IMG_0389, originally uploaded by Almost-Human.
What more could a rustic shoe fetishist want?
So all of you who know me probably remember me walking around the streets of Seattle in Dutch clogs. (and no, this is not common in Seattle) and mile high platforms (and no, this is not common in Seattle) and if I could break into that museum display, I would grab me some of those rubber shoes and wear them too. And don’t get me going about the leather boots!
I went to the International Friends Walk at the Cheonggyechon Stream in Seoul so I could get a pair of jipsin straw shoes, but they were made for feet the size of Kareem Abduhl Jabbar, so not wearable. But damnit, I AM going to learn how to make these and break all convention by actually wearing them.
Now that Korea has proven itself with industry, technology, and development, maybe it’s time to step back and slow-the-fuck-down. Maybe some lo-fi music, some nuevo folk, some home-spun, down-home, all-natural goodness.
Maybe I can start a new trend – away from the status-conscious modern Korean version of dynasty fashion – away from the pop sex toy doll look – and towards something more practical and yet cultural.
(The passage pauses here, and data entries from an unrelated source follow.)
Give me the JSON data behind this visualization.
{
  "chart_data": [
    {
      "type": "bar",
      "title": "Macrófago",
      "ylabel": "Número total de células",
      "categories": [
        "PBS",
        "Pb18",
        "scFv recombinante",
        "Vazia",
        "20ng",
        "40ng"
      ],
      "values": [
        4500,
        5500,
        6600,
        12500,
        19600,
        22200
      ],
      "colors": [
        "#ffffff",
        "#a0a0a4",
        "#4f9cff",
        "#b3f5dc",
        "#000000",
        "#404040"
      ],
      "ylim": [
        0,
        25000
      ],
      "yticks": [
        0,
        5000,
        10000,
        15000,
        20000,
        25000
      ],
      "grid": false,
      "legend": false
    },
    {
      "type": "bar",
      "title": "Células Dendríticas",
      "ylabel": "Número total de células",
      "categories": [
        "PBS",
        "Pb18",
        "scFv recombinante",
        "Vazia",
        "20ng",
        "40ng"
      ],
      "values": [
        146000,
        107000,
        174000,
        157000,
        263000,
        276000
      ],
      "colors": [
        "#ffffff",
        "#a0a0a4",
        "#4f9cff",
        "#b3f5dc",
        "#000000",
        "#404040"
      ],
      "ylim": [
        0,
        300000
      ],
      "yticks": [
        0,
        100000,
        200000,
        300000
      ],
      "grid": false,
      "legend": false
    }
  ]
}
Not that I want it to be a post modern gesture, either. No. I mean like raimie and cotton are cool in the summer. Straw is nice to walk on in the summer. Platforms are fun and keep your feet out of the water when it’s raining. Wooden shoes are insulating and super strong. And all of the above can be very very hip. Most cultural artifacts were born of necessity and became commonwealth because they were SMART solutions. Let’s make being natural and smart the hip thing to do.
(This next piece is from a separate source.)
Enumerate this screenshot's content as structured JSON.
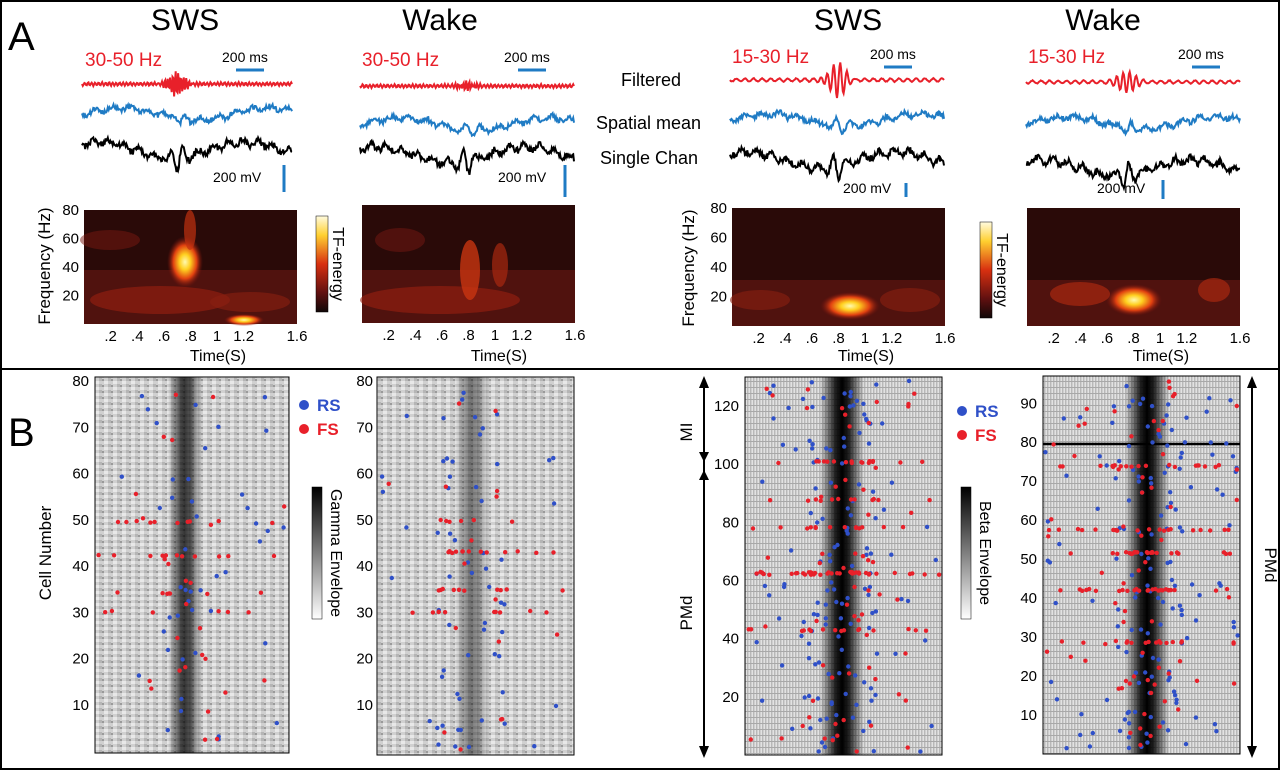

4 thoughts on “wood, straw, rubber, & leather”
While in France I stayed in the city of Bourg-de-Pèage/Romans (they’re located on opposite sides of a river); the latter of which is famous for being “the shoe capital of France”. There’s a great shoe museum there that I think you might enjoy.
Also, interesting to hear that you used to live in Seattle! I lived in Olympia before coming here. This might sound odd, but there are times when I miss the rain.
If you’re looking for nuevo-folk, quiet indie, and lo-fi music in Korea I would recommend Yozoh (요조), Kim Younha (김윤아), Lee Sang Eun (이상은), Yeongene & BMX Bandits, and maybe Ibadi. It does exist in Korea, but it’s a lot harder to find.
I wore the rubber shoes. At the orphanage, my rubber shoes were green, yellow and white. I was wearing them on my first Holt photo. I took them with me when I came to America. I wore them few times until people mocked at me.
My mother wanted me to keep them as a souvenir of the days I came to her life. I kept them because it was a way to hold on to my past, then I threw them about 15 years ago because they were desintegrating and everything from Korea was hurting me too much.
Thanks for the music links, Paul! I’ll check them out – I had to think there was SOMETHING here with more artistic merit than Kpop.
I miss NW weather too. The rain is warmer. Warm days are not oppressively humid. The cold is not so bone-chilling.
While in Toronto I went to the Bata shoe museum
was the highlight of my trip. France might have to be in another life…
I don’t remember if I actually had rubber shoes – I think my parents sent Western clothes for me to wear home, as Holt asked them to do that.
I had some rubber doll shoes though. Blue and white with red flowers painted on them. I played with them hard, so don’t know what happened to them. Most things Korean I owned were bought later by my parents (more for their benefit than mine) A handkerchief (framed) with girls on a sea-saw. A dictionary. That’s about it I guess.